# Parallelism Factor of 2D Convolution Circuit in 28-nm CMOS Technology 

Chun-Yen Yao (B04901032)

## Po-Jen Chen (B04901144)


#### Abstract

Convolutional neural network is now common in image recognition, so a reasonable convolution architecture can greatly improve energy efficiency of real-time edge-computing devices nowadays. By simulation of one convolution layer with $8 \times 8$ input image, $2 \times 2$ filter weight, and $7 \times 7$ output image, we find that the design with four process elements optimizes this task, and earn $2.87 \times$ energy reduction under the same throughput compared to the reference design without parallelism.
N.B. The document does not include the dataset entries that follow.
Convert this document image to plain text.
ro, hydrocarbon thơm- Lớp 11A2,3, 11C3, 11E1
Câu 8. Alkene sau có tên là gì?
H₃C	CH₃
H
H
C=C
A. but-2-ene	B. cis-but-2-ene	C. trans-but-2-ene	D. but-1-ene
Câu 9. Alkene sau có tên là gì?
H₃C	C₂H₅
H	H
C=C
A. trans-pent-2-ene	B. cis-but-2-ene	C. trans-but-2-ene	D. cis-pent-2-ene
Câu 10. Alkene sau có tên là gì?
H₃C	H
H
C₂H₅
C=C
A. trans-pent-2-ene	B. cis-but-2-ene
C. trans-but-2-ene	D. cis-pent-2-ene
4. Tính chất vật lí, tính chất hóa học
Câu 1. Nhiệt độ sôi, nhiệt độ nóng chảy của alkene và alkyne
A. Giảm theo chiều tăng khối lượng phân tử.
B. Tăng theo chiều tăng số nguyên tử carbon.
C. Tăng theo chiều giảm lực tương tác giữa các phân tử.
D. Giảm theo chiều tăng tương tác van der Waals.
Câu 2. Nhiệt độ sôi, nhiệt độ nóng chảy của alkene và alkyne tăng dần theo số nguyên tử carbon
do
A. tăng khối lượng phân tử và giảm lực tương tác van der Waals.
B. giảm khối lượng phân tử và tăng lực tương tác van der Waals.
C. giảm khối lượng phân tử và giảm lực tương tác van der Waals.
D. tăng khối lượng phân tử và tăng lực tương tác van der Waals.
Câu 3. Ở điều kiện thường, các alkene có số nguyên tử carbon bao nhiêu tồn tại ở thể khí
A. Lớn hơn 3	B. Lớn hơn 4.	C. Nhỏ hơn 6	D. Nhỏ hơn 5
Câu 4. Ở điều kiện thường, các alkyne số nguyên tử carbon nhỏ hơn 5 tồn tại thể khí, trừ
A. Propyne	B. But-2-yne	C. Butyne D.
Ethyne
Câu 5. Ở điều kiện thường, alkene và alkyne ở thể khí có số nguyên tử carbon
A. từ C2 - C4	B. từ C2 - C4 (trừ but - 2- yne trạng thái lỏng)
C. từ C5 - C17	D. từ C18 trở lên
Keywords-2D-convolution; parallelism; energy-delay tradeoff;

## I. INTRODUCTION

Convolutional neural network ( CNN ) is now common in image recognition since convolution (CONV) layers can decrease the number of training weights compared to that of fully-connected ones. It is also hardware-friendly because fewer parameters are required to store in memory and fewer operations are needed to complete a task. These advantages make CNN suitable for edge-computing devices with low power and local real-time applications (e.g., self-driving cars) [1]. In a typical CNN, convolutions occupy most of the operations. For instance, LeNet-5 includes 344,468 connections in the hidden layers, $326,424(94.7 \%)$ of which are for convolutions [2]. As a result, a hardware implementation with reasonable parallelism at the cost of area can greatly improve energy and throughput [3]. Hence, our work focuses on comparison among different parallelism factors (PFs) of convolution architectures. Delaysupply, energy-supply, and energy-delay analysis will be presented in this report.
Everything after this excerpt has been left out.